History
- Name: Empire Charmian (1942-51); Vercharmian (1951-62);
- Owner: Ministry of War Transport (1942-45); Ministry of Transport (1945-51); Vergottis Ltd (1951-62);
- Operator: British India Steam Navigation Co Ltd (1942-45); Haddon Steamship Co Ltd (1946-51); Vergottis Ltd (1951-62);
- Port of registry: Barrow in Furness (1943-51); London (1951-62);
- Builder: Vickers-Armstrongs Ltd
- Launched: 25 November 1942
- Completed: March 1943
- Identification: Code Letters BFDL; ; United Kingdom Official Number 167745;
- Fate: Scrapped 1962

General characteristics
- Tonnage: 7,513 GRT; 5,133 NRT;
- Length: 416 ft 0 in (126.80 m)
- Beam: 66 ft 7 in (20.29 m)
- Depth: 31 ft 0 in (9.45 m)
- Installed power: 2 SCSA diesel engine
- Propulsion: Screw propeller

= MV Empire Charmian =

World War II merchant ship of the United Kingdom

Empire Charmian was a heavy lift ship which was built in 1943 by Vickers-Armstrongs, Barrow in Furness. She was built for the Ministry of War Transport (MoWT). In 1951 she was sold into merchant service and renamed Vercharmian. After running aground in 1961, she was scrapped in 1962.

==Description==
The ship was built by Vickers Armstrongs, Barrow-in-Furness. She was launched on 25 November 1942 and completed in March 1943.

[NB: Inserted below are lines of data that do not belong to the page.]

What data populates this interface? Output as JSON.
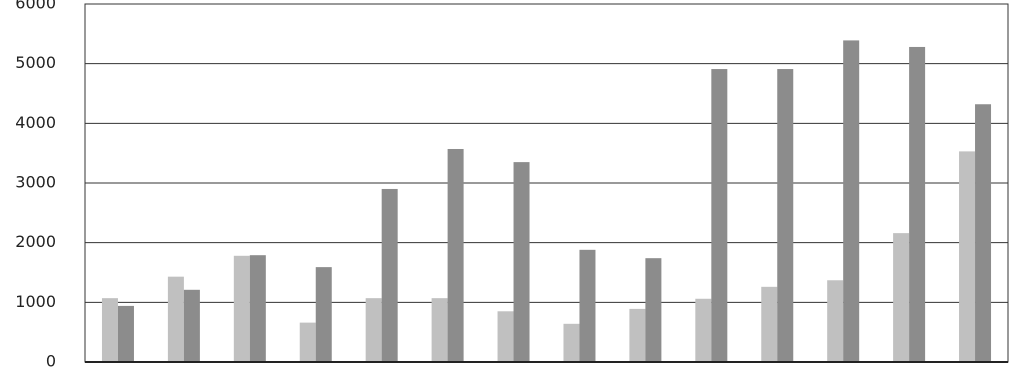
{
  "chart_data": {
    "type": "bar",
    "categories": [
      null,
      null,
      null,
      null,
      null,
      null,
      null,
      null,
      null,
      null,
      null,
      null,
      null,
      null
    ],
    "series": [
      {
        "color": "#c0c0c0",
        "values": [
          1070,
          1430,
          1780,
          660,
          1070,
          1070,
          850,
          640,
          890,
          1060,
          1260,
          1370,
          2160,
          3530
        ]
      },
      {
        "color": "#8c8c8c",
        "values": [
          940,
          1210,
          1790,
          1590,
          2900,
          3570,
          3350,
          1880,
          1740,
          4910,
          4910,
          5390,
          5280,
          4320
        ]
      }
    ],
    "ylim": [
      0,
      6000
    ],
    "yticks": [
      0,
      1000,
      2000,
      3000,
      4000,
      5000,
      6000
    ],
    "grid": true
  }
}
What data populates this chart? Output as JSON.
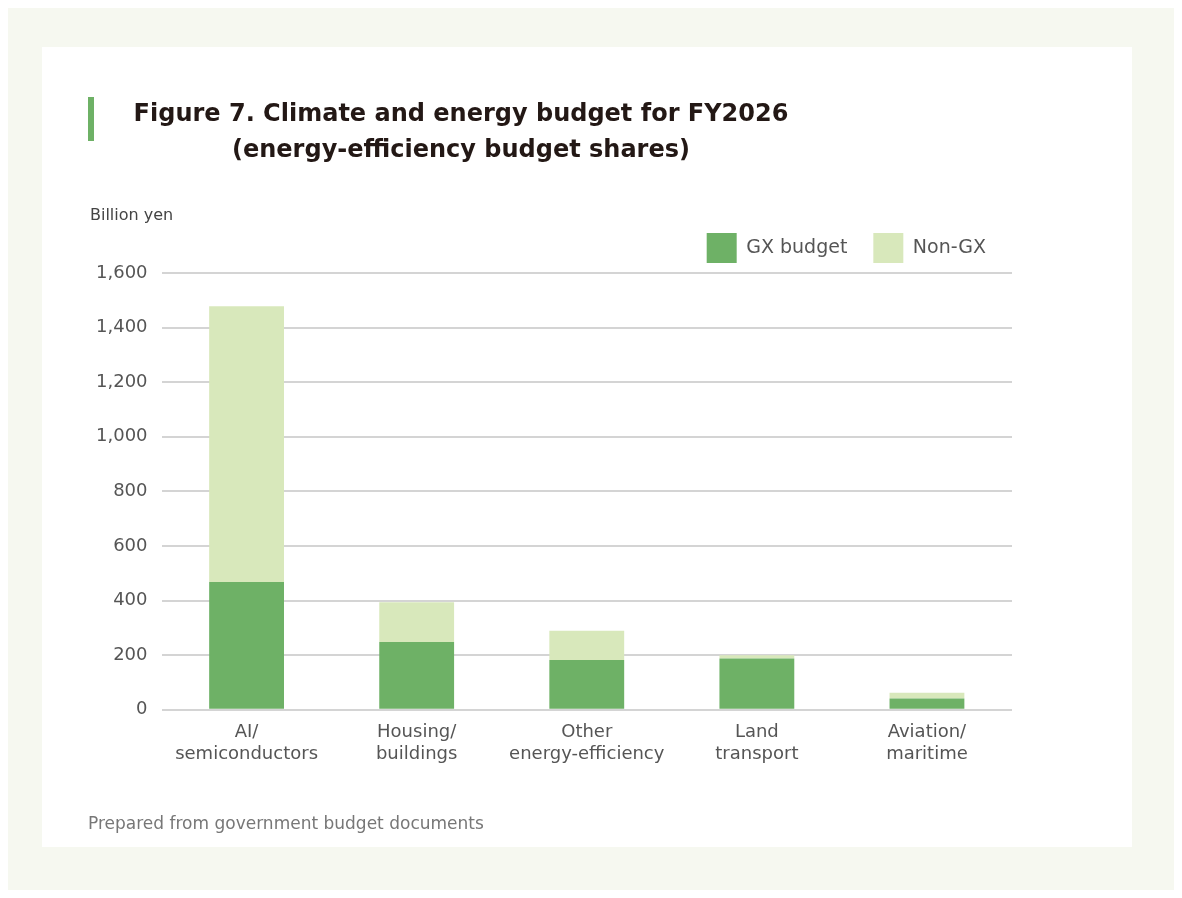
{
  "chart_data": {
    "type": "bar",
    "stacked": true,
    "title": "Figure 7. Climate and energy budget for FY2026 (energy-efficiency budget shares)",
    "ylabel": "Billion yen",
    "categories": [
      "AI/semiconductors",
      "Housing/buildings",
      "Other energy-efficiency",
      "Land transport",
      "Aviation/maritime"
    ],
    "series": [
      {
        "name": "GX budget",
        "color": "#6eb166",
        "values": [
          468,
          248,
          182,
          188,
          41
        ]
      },
      {
        "name": "Non-GX",
        "color": "#d8e8bb",
        "values": [
          1010,
          146,
          108,
          12,
          21
        ]
      }
    ],
    "ylim": [
      0,
      1600
    ],
    "yticks": [
      0,
      200,
      400,
      600,
      800,
      {
        "value": 1000,
        "label": "1,000"
      },
      {
        "value": 1200,
        "label": "1,200"
      },
      {
        "value": 1400,
        "label": "1,400"
      },
      {
        "value": 1600,
        "label": "1,600"
      }
    ],
    "grid": "y",
    "legend": "top right",
    "annotations": [
      "Prepared from government budget documents"
    ]
  }
}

The ship was 416 ft 0 in long, with a beam of 66 ft 7 in and a depth of 31 ft 0 in. She had a GRT of 7,513 and a NRT of 5,133.

The ship was propelled by a 2-stroke Single Cycle Single Action diesel engine, which had three cylinders of 23+5/8 in bore by 91+5/16 in diameter. The engine was built by William Doxford & Sons Ltd. Sunderland.

==History==
Empire Charmian was built for the MoWT. She was placed under the management of the British-India Steam Navigation Co Ltd. Her port of registry was Barrow in Furness. The Code Letters BFDL and United Kingdom Official Number 167745 were allocated.

Empire Charmian was a member of a number of convoys during the Second World War.

MKS 19

Convoy MKS 19 departed Tripoli, Libya on 21 July 1943 and arrived at Gibraltar on 28 July. Empire Charmian joined the convoy at Algiers, Algeria on 24 July. Records are unclear as to the eventual destination of the convoy. One source states that it arrived at the Clyde on 9 August. Empire Charmian was not listed in that part of the convoy.

MKS 23

Convoy MKS 23 departed Alexandria, Egypt on 25 August 1943 and arrived at the Clyde on 14 September. Empire Charmian joined the convoy at Malta and left it at Bizerta, Tunisia.

In 1945, Empire Charmian transported a number of TIDs to Hong Kong. In February 1945, she transported TID 124 from the United Kingdom to Hong Kong. In October 1945, she transported TID 122 from Singapore to Hong Kong, and TIDs 123, 129 and 130 from Manus Island, Admiralty Islands to Hong Kong.

In 1946, management of Empire Charmian was transferred to the Hain Steamship Co Ltd. In 1951, Empire Charmian was sold to Vergottis Ltd, London and renamed Vercharmian.

On 26 July 1960, crewmember Fernando Davila was injured when he fell through an open hatch on the forecastle of Vercharmian. He sued in the United States Court of Appeals for the Fourth Circuit claiming damages for injuries suffered when he fell through the hatch. The claim was denied and an appeal was unsuccessful. On 31 May 1961, Vercharmian ran aground off Mormugao, India. She was refloated, and sailed on 7 July but was discovered to be leaking and was beached in Mormugao Bay. She was refloated on 7 October and towed to Karachi, Pakistan. She arrived on 7 March 1962 at Chittagong, India for scrapping.